Les colorations conjoncturelles, historiques et culturelles de cette figure n’en saturent pas l’essence spirituelle. Nous sommes en effet en présence d’une question ou d’un thème qui traverse l’histoire, les langues et les cultures. Les représentations peuvent varier mais il est une donnée essentielle de la tempête qui persiste : elle est basculement d’un ordre préalable vers un éventuel chaos, crise géophysique et métaphysique. Il y a des voyages qui reconstituent le trajet d’une quête spirituelle ou d’une méditation. À l’origine, vengeance de Dieu ou des Dieux, elle devient une possibilité, cycliquement vérifiée du monde. Il y a des voyages qui ont pour scène la conscience ou l’intériorité. Signe de la cruelle nature (extérieure), elle glisse et fait glisser les représentations vers l’intériorité psychique du moi ou de l’autre (la tempête passionnelle romantique par exemple, est une expérience intime).

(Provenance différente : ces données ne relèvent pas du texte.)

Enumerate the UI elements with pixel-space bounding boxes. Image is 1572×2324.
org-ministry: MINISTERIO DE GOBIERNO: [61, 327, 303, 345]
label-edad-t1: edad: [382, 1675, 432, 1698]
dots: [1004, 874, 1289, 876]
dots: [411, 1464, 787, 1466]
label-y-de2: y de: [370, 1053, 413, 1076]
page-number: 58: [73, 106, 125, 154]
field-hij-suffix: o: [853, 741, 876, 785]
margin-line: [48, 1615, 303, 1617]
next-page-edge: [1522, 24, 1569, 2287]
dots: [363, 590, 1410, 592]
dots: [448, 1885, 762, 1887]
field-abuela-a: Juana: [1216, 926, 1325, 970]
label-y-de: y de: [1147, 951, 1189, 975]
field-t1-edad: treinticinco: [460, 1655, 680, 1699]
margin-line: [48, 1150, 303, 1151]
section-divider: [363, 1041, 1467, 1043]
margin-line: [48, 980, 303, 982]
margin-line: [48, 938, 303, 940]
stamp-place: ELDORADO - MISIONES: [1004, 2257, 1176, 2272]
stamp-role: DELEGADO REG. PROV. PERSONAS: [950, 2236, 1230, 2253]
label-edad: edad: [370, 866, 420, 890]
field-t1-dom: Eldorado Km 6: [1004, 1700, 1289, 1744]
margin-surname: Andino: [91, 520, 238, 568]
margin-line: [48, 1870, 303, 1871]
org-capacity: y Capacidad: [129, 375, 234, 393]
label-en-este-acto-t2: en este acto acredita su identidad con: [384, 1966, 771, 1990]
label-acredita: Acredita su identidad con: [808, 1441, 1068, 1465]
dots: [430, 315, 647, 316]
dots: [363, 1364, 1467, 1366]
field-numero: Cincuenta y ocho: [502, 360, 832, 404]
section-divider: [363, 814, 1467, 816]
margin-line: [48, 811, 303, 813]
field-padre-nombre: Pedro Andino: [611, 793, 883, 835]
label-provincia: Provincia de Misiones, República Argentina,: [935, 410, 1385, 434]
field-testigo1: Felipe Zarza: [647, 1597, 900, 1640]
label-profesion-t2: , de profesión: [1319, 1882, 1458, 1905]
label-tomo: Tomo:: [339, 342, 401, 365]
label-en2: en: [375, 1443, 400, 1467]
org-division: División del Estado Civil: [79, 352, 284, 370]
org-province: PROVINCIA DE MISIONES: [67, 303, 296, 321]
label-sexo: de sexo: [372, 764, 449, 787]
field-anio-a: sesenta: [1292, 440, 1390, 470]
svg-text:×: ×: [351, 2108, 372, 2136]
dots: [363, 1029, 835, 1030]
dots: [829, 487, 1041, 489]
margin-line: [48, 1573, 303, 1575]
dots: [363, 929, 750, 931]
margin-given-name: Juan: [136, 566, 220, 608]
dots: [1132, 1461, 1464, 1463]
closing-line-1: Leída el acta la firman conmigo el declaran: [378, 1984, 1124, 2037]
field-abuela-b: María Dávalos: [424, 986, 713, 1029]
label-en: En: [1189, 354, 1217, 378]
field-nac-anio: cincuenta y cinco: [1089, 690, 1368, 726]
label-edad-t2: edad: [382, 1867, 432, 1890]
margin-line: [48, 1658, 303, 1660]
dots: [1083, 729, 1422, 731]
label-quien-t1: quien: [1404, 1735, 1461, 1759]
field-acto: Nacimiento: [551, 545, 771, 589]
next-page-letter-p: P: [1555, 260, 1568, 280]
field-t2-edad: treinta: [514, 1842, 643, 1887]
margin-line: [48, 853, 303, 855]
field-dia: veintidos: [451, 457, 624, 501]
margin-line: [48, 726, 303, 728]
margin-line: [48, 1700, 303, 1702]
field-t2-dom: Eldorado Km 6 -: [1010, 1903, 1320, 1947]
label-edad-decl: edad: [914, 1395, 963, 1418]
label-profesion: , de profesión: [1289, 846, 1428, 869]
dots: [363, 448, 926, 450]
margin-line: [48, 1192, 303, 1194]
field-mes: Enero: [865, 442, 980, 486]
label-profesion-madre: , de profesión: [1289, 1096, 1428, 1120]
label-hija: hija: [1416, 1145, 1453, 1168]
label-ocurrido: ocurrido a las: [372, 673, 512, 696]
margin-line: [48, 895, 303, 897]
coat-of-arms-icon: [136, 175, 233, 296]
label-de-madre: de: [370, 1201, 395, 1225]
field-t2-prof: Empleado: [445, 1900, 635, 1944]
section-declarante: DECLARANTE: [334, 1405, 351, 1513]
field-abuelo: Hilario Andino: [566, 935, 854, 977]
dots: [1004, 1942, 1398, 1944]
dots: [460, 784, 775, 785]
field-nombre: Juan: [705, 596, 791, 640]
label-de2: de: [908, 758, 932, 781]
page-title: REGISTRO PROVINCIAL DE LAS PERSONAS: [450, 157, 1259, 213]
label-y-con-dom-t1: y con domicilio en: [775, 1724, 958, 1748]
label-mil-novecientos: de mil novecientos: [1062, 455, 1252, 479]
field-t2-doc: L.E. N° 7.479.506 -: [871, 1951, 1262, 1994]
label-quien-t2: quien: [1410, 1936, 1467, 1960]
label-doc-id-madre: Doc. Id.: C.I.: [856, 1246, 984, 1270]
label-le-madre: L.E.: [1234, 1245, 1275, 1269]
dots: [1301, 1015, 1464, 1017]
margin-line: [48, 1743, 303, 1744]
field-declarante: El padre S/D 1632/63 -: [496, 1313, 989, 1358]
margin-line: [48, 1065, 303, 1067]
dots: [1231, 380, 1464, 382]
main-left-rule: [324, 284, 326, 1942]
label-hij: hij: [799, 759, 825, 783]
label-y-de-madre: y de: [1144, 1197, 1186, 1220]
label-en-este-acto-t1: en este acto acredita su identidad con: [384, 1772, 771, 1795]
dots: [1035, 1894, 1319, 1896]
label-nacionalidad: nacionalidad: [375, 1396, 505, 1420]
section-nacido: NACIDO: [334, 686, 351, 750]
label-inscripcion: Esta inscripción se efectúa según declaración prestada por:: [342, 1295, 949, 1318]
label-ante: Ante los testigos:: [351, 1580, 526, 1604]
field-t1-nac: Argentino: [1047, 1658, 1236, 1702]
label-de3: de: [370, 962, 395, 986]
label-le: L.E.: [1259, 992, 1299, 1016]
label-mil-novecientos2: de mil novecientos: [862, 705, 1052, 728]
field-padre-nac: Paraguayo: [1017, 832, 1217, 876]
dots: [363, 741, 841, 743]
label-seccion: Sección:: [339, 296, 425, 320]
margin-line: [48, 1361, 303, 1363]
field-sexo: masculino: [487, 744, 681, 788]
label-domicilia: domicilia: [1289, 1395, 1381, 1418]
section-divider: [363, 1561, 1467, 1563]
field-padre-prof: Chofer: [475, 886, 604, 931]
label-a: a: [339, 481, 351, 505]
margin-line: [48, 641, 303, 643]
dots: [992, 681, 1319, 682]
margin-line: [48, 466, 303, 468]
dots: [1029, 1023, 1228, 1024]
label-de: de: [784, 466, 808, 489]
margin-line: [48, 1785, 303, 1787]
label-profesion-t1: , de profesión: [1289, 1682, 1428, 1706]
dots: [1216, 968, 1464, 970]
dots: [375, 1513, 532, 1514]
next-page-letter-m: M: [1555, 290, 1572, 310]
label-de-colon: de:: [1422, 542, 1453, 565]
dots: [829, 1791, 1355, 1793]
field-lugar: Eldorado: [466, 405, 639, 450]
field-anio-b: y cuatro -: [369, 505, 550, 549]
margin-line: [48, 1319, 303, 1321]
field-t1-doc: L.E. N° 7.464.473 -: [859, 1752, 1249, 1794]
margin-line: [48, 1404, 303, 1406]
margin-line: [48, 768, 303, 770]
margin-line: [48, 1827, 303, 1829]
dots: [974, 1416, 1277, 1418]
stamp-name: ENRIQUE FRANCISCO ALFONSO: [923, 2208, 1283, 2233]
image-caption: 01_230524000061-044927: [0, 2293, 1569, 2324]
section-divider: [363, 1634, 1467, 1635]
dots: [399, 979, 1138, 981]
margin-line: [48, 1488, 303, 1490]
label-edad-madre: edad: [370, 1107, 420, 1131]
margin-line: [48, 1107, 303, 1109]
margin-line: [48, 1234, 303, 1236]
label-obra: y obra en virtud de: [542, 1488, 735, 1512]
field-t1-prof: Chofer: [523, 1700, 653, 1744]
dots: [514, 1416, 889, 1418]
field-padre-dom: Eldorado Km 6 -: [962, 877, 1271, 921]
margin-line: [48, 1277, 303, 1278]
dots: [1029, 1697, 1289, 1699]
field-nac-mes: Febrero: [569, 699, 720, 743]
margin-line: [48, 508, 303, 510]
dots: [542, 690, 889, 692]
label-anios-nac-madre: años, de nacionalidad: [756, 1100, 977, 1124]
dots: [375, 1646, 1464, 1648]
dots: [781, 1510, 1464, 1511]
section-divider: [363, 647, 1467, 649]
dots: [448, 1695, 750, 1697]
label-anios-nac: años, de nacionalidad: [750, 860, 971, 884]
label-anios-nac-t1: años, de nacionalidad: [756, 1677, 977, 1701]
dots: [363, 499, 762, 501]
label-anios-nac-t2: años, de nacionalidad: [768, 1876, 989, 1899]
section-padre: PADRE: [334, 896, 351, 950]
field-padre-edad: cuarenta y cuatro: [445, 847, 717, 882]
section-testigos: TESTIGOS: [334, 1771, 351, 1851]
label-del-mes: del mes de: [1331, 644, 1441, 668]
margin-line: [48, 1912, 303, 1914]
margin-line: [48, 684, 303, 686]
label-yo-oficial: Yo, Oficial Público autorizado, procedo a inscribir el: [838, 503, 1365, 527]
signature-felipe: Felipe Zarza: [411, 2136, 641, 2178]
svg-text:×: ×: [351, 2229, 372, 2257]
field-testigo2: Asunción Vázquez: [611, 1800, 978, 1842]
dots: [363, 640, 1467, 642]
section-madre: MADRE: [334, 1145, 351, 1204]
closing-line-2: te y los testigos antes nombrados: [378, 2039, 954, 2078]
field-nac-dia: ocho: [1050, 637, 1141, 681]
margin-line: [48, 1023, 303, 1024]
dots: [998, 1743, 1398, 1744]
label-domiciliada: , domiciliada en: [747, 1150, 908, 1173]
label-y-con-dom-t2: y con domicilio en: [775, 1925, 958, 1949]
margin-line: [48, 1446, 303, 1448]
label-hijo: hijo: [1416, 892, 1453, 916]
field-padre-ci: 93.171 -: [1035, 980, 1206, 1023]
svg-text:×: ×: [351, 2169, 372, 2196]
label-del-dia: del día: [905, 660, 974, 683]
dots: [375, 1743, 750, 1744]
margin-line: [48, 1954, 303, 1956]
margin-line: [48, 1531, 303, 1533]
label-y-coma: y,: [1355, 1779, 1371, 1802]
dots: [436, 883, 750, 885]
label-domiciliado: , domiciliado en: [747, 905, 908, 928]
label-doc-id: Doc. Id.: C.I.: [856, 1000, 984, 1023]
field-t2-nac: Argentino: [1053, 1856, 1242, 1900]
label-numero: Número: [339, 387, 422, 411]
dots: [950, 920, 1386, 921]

Tempête psychique. Dans la nouvelle, Le Horla par exemple, Guy de Maupassant décrit une tempête de l’âme : la montée des ombres fait trembler jusqu’au délire son personnage, assailli de bouffées délirantes. Il perd le sens du réel et se noie dans ses remous intérieurs. Cette tempête littéraire semble décrire une crise paranoïaque.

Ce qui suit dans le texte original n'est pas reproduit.